I assured the man that the local hospital, which lay just on the other side of the highway, was a five minute drive and offered to write down the directions. His face flinched and he started again, with a hint of frustration. “Look I’m no strapping young buck like yourself and I cant get this fella in and out this truck on my own — just come with me and help haul his ass out when we get there!” He looked at me plaintively with a crooked, pitiful expression.
I hesitated. Then, I approached the truck to get a better look at the slumped man. When I was about five feet away from the cab, I was suddenly struck by an overpowering stench. It wasn’t the duo’s usual aroma of liquor and cigarettes. It was something else, something rotten. Simultaneously, as I peered through the glass at the motionless body in the passenger seat, I noticed his face had gone a chalky white. Blotchy smears were painted on the man’s throat. And on his shirt and jacket there were thick brown stains. But more than anything, the limpness of his features that made me certain, truly certain, that he was dead. Long dead.
I looked up at the man who was eyeing me intensely from the other side of the truck. Without saying anything, I gave him a look of (what I can only imagine resembled) true horror and raised my arms up as I backed away. He looked back at me with inscrutable, unforgettable eyes — hostile, knowing, yet with a hint of surprise. He said nothing. Then he got in the truck and drove off towards the highway.

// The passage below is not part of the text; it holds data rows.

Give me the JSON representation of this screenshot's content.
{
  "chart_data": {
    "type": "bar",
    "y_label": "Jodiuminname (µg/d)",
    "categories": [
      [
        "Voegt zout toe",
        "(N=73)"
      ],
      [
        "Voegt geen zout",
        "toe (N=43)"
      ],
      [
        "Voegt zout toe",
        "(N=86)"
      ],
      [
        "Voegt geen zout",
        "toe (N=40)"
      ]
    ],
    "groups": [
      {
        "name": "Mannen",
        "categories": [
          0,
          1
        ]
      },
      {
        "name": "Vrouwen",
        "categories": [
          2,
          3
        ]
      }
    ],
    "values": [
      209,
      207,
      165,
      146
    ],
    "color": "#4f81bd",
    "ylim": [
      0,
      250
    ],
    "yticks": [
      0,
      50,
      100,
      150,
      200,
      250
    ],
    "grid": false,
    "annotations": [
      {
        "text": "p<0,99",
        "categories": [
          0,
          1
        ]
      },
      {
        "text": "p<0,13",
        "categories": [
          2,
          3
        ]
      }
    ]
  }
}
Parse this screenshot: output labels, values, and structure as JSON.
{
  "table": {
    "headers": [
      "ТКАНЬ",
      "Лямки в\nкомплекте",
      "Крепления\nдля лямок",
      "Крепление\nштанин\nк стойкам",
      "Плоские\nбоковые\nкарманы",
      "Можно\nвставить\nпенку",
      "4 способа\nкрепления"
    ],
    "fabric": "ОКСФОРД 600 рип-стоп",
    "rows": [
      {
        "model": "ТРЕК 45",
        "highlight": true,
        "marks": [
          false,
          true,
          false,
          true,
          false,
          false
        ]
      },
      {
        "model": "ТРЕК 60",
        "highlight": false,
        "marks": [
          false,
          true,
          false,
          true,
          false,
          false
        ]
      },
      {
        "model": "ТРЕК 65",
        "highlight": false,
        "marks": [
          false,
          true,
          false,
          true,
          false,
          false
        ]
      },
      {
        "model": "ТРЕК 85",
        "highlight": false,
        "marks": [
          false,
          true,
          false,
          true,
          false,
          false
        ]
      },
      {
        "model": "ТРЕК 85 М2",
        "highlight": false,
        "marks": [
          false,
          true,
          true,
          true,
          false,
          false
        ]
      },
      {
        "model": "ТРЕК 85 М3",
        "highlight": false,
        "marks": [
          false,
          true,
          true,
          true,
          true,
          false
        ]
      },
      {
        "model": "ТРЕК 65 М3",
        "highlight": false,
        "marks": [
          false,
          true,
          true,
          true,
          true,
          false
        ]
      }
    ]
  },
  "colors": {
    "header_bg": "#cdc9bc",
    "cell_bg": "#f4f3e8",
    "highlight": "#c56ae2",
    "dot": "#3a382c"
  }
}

Within two days it was all over the news. According to the papers — and not just small local ones — the two men were a pair of drifters wanted in multiple murder-abduction cases across the upper South in the past few years. They made a habit of going from town to town, often small unincorporated towns with not much law enforcement, and abducting boys in their early teens, often in abandoned places, often with promises of alcohol and drugs. You can imagine the rest. Then they’d get back on the ribbon of highway and go somewhere else.
Apparently, a few nights before my final encounter with them, and a few towns over from mine, they had come across two boys of about twelve or thirteen walking along some train tracks. From what it sounds like, the boys were out hunting, and, according to the papers, they ended up shooting the one man after an “altercation.” By the time they told their parents and led officers to the scene, both men had gone.
As it turned out, I was called in for questioning by police. Not because there was any case to build but because I had seen the pair on their last day on Earth. Or well, the last day for one of them. The man I had seen slumped in the car, well, he’d been like that for days the officers said. I guess two guys like that weren’t taking their chances with the ER. The other man, the one still alive, he’d been on a statewide APB after the shooting. His vehicle had been sighted in the area. State police and highway patrol had checkpoints up. It was only a matter of time. A few hours after I saw him, officers spotted him on the side of the road, leaning against the tailgate of his truck. When they pulled over to approach him, he shot himself.